Yo sentí en algún momento que Dios me había abandonado, que
se había olvidado de mi familia, que nos castigaba por ser buenos.
Dejé de creer que Él existía y desamparaba a mi madre y a mi
hermana mayor, a ella sobretodo que le había entregado incondicionalnenre y solo
a Él su alma. Entonces, cuando volvía otra vez a imaginarlo por la casa, o
atento cada noche a mis súplicas, Kenia murió.

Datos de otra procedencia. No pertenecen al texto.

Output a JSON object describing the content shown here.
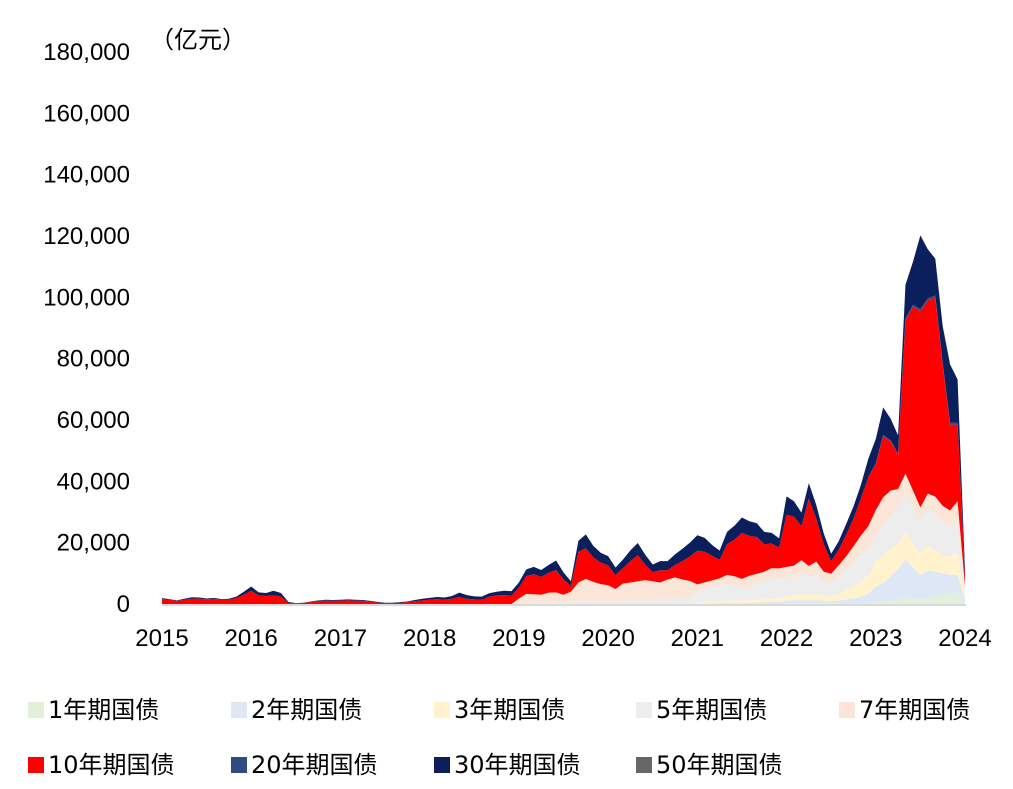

Me pareció tan injusto, tan cruel, tan ilógico, tan
desagradecido. Estuve días enfadada con Él, con todos. Dejé de mirar al cielo,
aunque aun lo imaginaba allá, dejé de pedirle, aunque me decían que Él siempre
me escuchaba. Y fue cuando recordé cuánto le amó mi hermana, cómo en su nombre
y de alguna manera de su mano se levantó aquellos días cuando no podía caminar,
y Biblia en mano y con Dios en el corazón sobrevivió casi dos años, cuando los
médicos le pronosticaban unos meses.
Y fue cuando mami, enferma, ya sin cabello por los sueros,
ya más calmada, tal vez resignada, tal vez iracuanda me consoló diciendo “tu
hermana se reunió con Él, ella está feliz en un lugar mejor, no lo alejes de ti
ni en los momentos más terribles, y sentí de alguna forma su mano.
Yo no soy cristiana, tampoco soy atea, y a pesar del dolor,
la ira, la frustración de los últimos días, puedo decir con seguridad, que
estoy más cerca de Dios, que lo llevo en mi corazón, como lo hizo mi hermana.
Esta confesión pública es por ti y para ti, Kenia.